Javanaise, on the other hand, is a lively time in 5/4 that takes up the waltz rhythm of a dance.
In the Fugace, as the title itself suggests, a tribute to the contrapuntal form is represented so dear to Bach, that although here it is rendered in jazz writing, it retains the energetic divertissments and the typical progressions.
The main feature of the Irish movement is a melody with a tranquil and bucolic character that finds its beauty in its natural simplicity and elegance.
In Versatile the melody is articulated on a bar of mixed meter with two themes, one more melodic and the other more concise, interspersed with interventions of an improvisational swing nature.
In the last movement of the first Suite, the Veloce, the atmosphere is similar to that of a bebop: a rhythm that runs up to an explosive finale full of backbeats and shifted accents supports a theme with a symmetrical and vaguely classical formal structure.
Suite No. 2, composed eleven years later, then demonstrates a further elaboration of these ideas, noting a character that is always very elegant but, if possible, even more rhythmic, varied, exuberant, pressing and modern.

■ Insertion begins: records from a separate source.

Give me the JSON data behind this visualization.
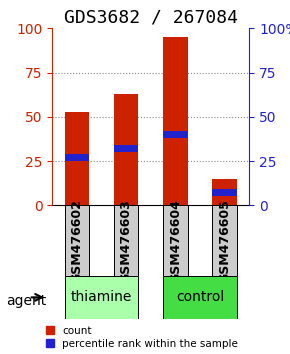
{
  "title": "GDS3682 / 267084",
  "samples": [
    "GSM476602",
    "GSM476603",
    "GSM476604",
    "GSM476605"
  ],
  "count_values": [
    53,
    63,
    95,
    15
  ],
  "percentile_values": [
    27,
    32,
    40,
    7
  ],
  "ylim": [
    0,
    100
  ],
  "bar_width": 0.5,
  "bar_color_red": "#cc2200",
  "bar_color_blue": "#2222cc",
  "groups": [
    {
      "label": "thiamine",
      "samples": [
        0,
        1
      ],
      "color": "#aaffaa"
    },
    {
      "label": "control",
      "samples": [
        2,
        3
      ],
      "color": "#44dd44"
    }
  ],
  "left_yticks": [
    0,
    25,
    50,
    75,
    100
  ],
  "right_yticks": [
    0,
    25,
    50,
    75,
    100
  ],
  "right_yticklabels": [
    "0",
    "25",
    "50",
    "75",
    "100%"
  ],
  "left_tick_color": "#cc2200",
  "right_tick_color": "#2222cc",
  "grid_color": "#888888",
  "background_color": "#ffffff",
  "plot_bg_color": "#ffffff",
  "sample_box_color": "#cccccc",
  "legend_count_label": "count",
  "legend_percentile_label": "percentile rank within the sample",
  "agent_label": "agent",
  "title_fontsize": 13,
  "tick_fontsize": 10,
  "label_fontsize": 10,
  "sample_fontsize": 9
}
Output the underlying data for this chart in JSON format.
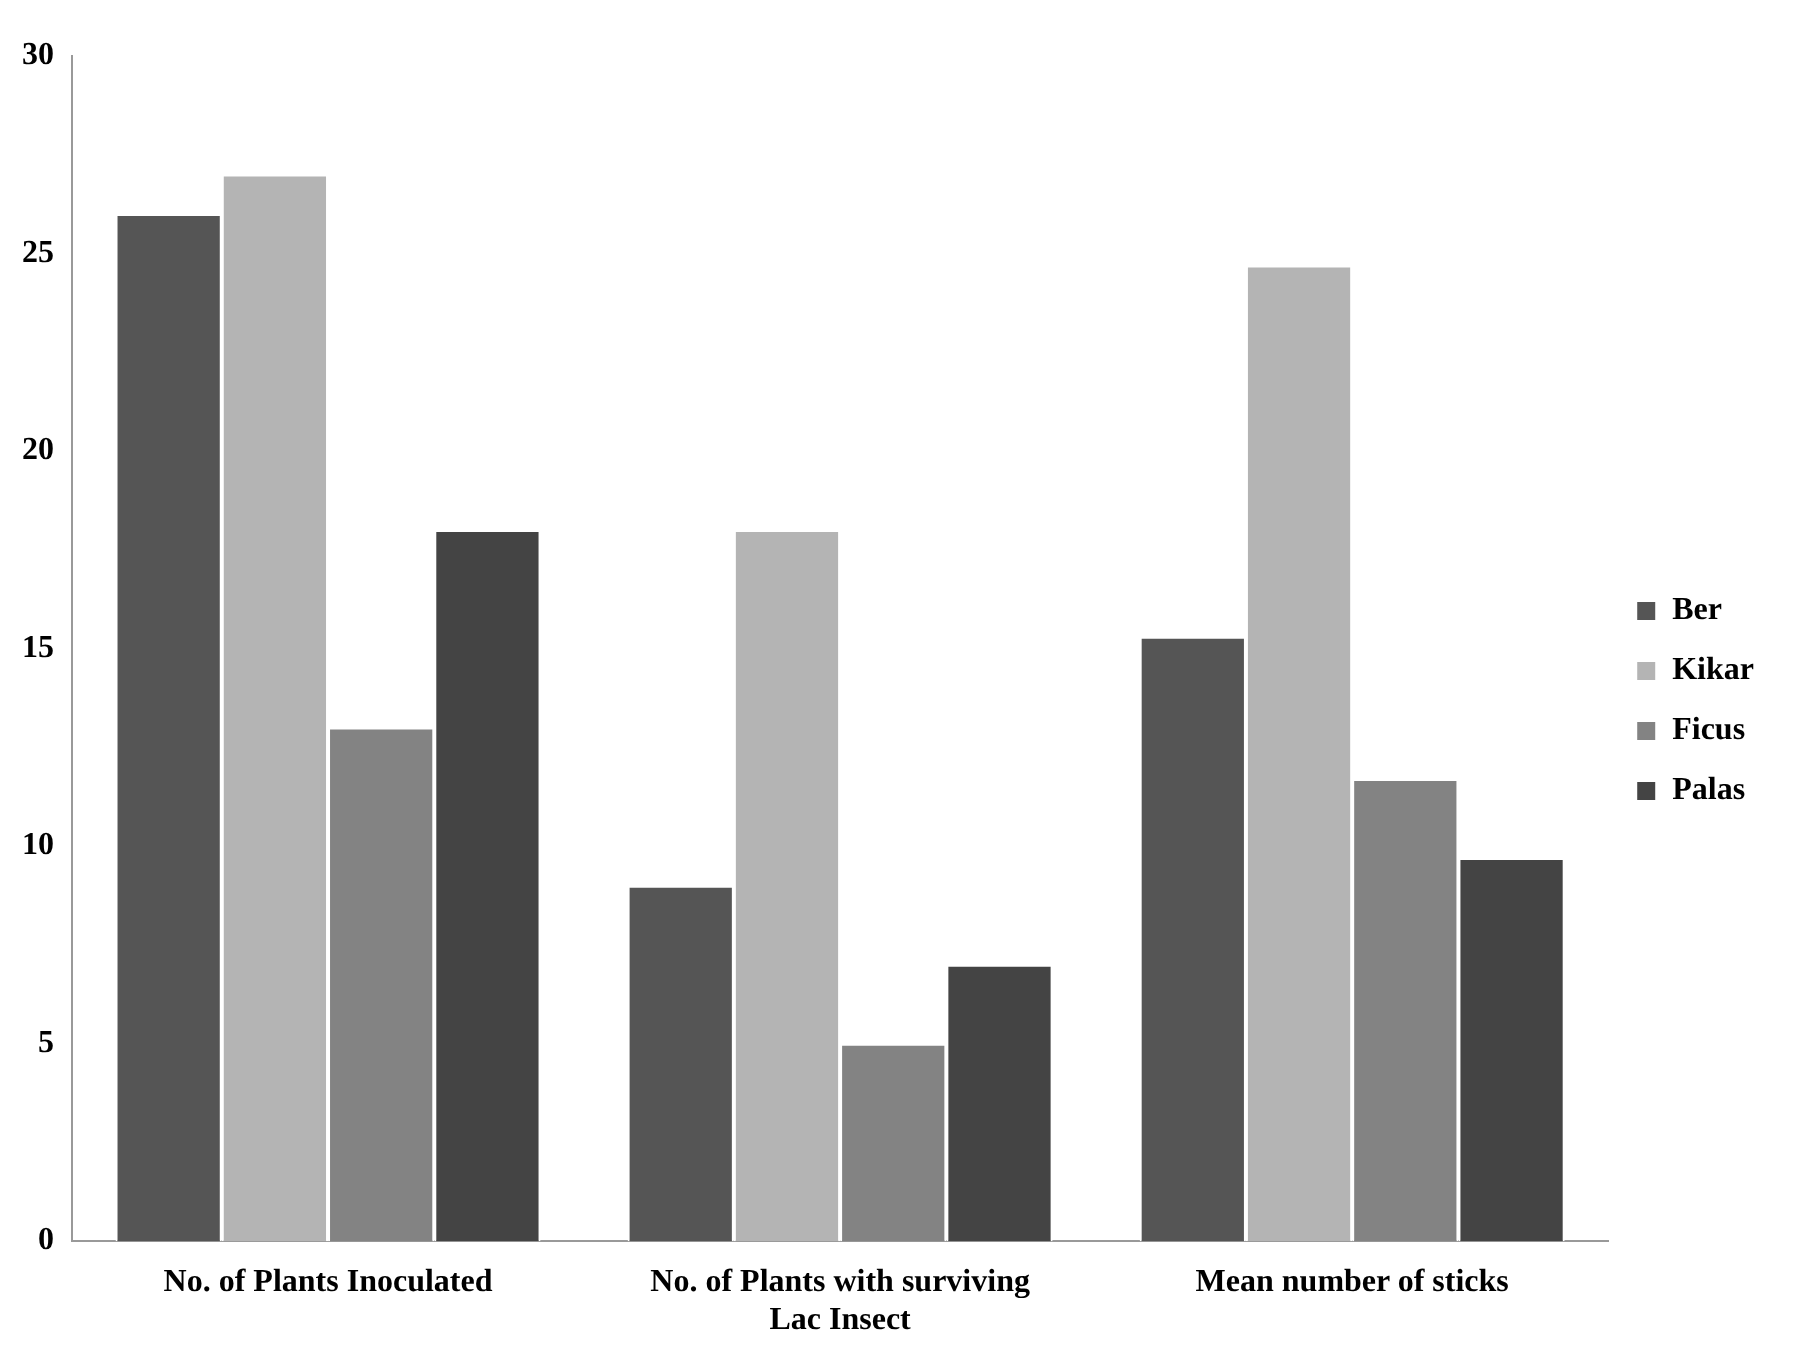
{
  "chart_data": {
    "type": "bar",
    "categories": [
      "No. of Plants Inoculated",
      "No. of Plants with surviving Lac Insect",
      "Mean number of sticks"
    ],
    "series": [
      {
        "name": "Ber",
        "color": "#555555",
        "values": [
          26,
          9,
          15.3
        ]
      },
      {
        "name": "Kikar",
        "color": "#b4b4b4",
        "values": [
          27,
          18,
          24.7
        ]
      },
      {
        "name": "Ficus",
        "color": "#838383",
        "values": [
          13,
          5,
          11.7
        ]
      },
      {
        "name": "Palas",
        "color": "#444444",
        "values": [
          18,
          7,
          9.7
        ]
      }
    ],
    "ylim": [
      0,
      30
    ],
    "yticks": [
      0,
      5,
      10,
      15,
      20,
      25,
      30
    ],
    "grid": false,
    "legend": "right"
  }
}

Retracing the Suites, both the modernity given by the versatility of the instruments and musicians (the flute gradually follows increasingly freer patterns) and the heterogeneity of the music are evident which, while freeing itself from the "rules" of the classical form of the Suite which undergoes tempo, of frequent atmospheres and modulations, results in a third musical language with a dynamic but always coherent character.